La voz de Liu Menglan era coqueta.
La lengua de Ye Tian podía sentir que la humedad en la Cueva de Cortina de Agua de la Tía Liu se intensificaba.
Era como si una inundación estuviera a punto de ocurrir.
—Tía Liu, ¡te deseo!
Ye Tian levantó la cabeza, su mirada ardiente mientras contemplaba a Liu Menglan.
El Dragón Furioso dentro de su ropa interior estaba terriblemente hinchado.
Necesitaba liberarse ahora.
¡Estaba soportando tan incómodamente!
Liu Menglan miró a un Ye Tian muy ansioso y desesperadamente negó con la cabeza.
Ye Tian quería quitarse la ropa interior, permitiendo que el Dragón Furioso entrara en la Cueva de Cortina de Agua de la Tía Liu y embistiera hacia adelante y hacia atrás.
Pero después de todo, había sido gravemente herido.
Hace un momento, no había sentido el dolor.
Ahora, en el momento crítico, un dolor severo repentinamente recorrió todo su cuerpo, contorsionando su rostro de agonía.
—Xiao Tian, ¿estás bien?
Liu Menglan inmediatamente se incorporó, su hermoso rostro lleno de preocupación:
—No puedes hacer más movimientos extenuantes.
—¿No quieres estar en las mejores condiciones para nuestra primera vez juntos?
Ye Tian hizo una mueca y dijo:
—Tía Liu, ¡yo también quiero contenerme!
—Pero realmente no puedo.
—¡Me volveré loco de estar reprimido!
Liu Menglan miró hacia la ropa interior de Ye Tian, su corazón se ablandó ya que no podía soportar ver a Ye Tian contenerse más.
Extendió su mano derecha, y a través de la tela de la ropa interior, agarró el Dragón Furioso de Ye Tian.
—Xiao Tian, recuéstate y no te muevas.
—¡Déjame hacer esto!
Liu Menglan dejó su mano izquierda presionada contra el pecho de Ye Tian.
Presionó mientras Ye Tian se recostaba.
Sus delicados dedos de jade en su mano izquierda se movían de un lado a otro sobre un punto en el lado derecho del pecho de Ye Tian.
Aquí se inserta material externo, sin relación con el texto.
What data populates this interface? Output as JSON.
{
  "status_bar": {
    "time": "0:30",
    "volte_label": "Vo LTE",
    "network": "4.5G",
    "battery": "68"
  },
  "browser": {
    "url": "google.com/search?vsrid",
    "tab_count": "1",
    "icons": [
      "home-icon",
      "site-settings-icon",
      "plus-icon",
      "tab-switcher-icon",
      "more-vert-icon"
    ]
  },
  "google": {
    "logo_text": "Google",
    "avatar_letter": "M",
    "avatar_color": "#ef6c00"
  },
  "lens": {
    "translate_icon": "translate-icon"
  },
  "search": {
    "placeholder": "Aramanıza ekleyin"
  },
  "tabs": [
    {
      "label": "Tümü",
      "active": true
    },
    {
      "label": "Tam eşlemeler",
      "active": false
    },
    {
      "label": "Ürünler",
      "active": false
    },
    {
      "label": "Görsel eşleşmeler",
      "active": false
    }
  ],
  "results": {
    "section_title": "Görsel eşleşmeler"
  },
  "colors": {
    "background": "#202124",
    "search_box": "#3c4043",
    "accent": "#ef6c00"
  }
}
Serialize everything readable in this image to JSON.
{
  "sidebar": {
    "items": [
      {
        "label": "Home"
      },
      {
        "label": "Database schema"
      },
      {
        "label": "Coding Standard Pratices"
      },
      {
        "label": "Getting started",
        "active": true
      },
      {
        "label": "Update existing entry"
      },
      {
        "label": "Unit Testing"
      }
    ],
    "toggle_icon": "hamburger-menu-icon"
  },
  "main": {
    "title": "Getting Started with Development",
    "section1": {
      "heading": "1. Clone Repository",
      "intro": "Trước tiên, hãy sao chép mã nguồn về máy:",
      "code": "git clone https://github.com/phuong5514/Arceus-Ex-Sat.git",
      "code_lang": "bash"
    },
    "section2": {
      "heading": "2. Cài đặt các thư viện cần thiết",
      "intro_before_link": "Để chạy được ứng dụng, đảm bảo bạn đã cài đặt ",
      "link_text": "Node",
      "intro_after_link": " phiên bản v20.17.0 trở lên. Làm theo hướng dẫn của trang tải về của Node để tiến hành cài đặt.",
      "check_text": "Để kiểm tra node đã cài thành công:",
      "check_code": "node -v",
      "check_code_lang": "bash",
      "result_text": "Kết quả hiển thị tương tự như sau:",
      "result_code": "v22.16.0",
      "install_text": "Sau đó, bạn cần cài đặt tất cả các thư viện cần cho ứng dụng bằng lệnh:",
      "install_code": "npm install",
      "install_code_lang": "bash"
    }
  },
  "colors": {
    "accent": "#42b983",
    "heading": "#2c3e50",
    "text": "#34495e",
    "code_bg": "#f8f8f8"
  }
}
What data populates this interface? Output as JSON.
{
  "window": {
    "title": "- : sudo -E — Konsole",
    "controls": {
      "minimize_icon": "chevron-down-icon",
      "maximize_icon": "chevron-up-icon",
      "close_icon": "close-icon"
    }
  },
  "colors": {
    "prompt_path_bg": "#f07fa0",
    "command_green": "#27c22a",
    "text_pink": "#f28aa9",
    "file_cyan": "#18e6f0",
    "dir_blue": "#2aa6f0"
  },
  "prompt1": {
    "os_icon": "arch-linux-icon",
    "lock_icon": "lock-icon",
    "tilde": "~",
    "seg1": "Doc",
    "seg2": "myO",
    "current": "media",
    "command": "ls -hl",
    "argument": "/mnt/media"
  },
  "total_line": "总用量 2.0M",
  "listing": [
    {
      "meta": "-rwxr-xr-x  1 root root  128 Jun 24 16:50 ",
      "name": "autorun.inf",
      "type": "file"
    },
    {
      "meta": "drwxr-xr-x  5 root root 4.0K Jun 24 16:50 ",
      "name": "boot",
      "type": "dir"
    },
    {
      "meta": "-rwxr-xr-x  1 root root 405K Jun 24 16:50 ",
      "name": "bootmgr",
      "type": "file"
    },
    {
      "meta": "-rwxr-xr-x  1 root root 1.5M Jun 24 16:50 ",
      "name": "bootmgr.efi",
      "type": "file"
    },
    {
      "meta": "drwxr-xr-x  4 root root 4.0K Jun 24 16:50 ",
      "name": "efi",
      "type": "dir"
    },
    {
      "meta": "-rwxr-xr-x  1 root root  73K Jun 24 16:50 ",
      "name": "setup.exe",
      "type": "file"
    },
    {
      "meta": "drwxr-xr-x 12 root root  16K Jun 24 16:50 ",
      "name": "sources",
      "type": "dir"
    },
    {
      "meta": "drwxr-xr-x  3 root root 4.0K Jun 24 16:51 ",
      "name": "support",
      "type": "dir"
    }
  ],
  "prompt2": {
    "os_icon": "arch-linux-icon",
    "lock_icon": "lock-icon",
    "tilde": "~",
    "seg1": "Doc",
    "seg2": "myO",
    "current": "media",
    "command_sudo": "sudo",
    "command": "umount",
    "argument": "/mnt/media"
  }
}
La fricción de la yema del dedo de la Tía Liu aceleró aún más su respiración.
—Xiao Tian, tu cuerpo es lo más importante.
—Hoy te haré sentir cómodo.
—Pero no dejaré que entres en mi cuerpo.
Con eso,
La Tía Liu ayudó a Ye Tian a quitarse la ropa interior.
El Dragón Furioso que levantó la cabeza ahora se sacudía vigorosamente al ya no estar atado.
La Tía Liu se arrodilló entre las piernas de Ye Tian y sus dos palmas se juntaron alrededor del Dragón Furioso, moviéndolo arriba y abajo.
Ocasionalmente, sus dedos se deslizaban suavemente sobre la cabeza del dragón.
Cada toque hacía temblar a Ye Tian.
Después de un rato,
La Tía Liu se inclinó, separó sus hermosos labios rojos y lentamente engulló el Dragón Furioso de Ye Tian.
Ye Tian fue instantáneamente envuelto en un abrazo cálido y húmedo.
Esta sensación lo hizo feliz en éxtasis.
Su mirada estaba fija en Liu Menglan.
Liu Menglan, que estaba inclinada para servirlo, tenía sus dos enormes montículos balanceándose constantemente.
Unos minutos después,
Liu Menglan escupió el Dragón Furioso de Ye Tian.
Trazó su camino por el Dragón Furioso y besó las dos esferas debajo.
De vez en cuando, sus labios rojos succionaban estas esferas.
En este momento, Ye Tian estaba verdaderamente disfrutando.
Podía sentir la lengua perfumada de la Tía Liu lamiendo sus esferas.
La mano de jade de la Tía Liu tampoco estaba inactiva.
Su mano derecha se extendió, sus delicados dedos de jade pellizcaron un punto en el lado izquierdo del pecho de Ye Tian, amasándolo suavemente.
La garganta de Ye Tian se sentía como si estuviera en llamas, y tragaba su saliva continuamente.
—Xiao Tian, ¿quieres que use estos?
Las manos de jade de Liu Menglan sostenían sus propios y amplios montículos, sus ojos acuosos mientras se fijaban en Ye Tian.
—¡Sí!
—¡Lo quiero!
Ye Tian asintió vigorosamente con la cabeza.
Los montículos de la Tía Liu eran los más grandes que había visto entre todas las mujeres que conocía.
Ser abrazado por esos montículos,
era naturalmente muy reconfortante.
Ye Tian vio lo noble que Liu Menglan solía ser frente a otros, pero que llegaría a tales extremos por él.
Estaba profundamente satisfecho.
Pensando en esto,
El Dragón Furioso de Ye Tian se volvió aún más feroz.
Liu Menglan, al ver el cambio en el Dragón Furioso de Ye Tian, lentamente acercó sus dos enormes montículos hacia él.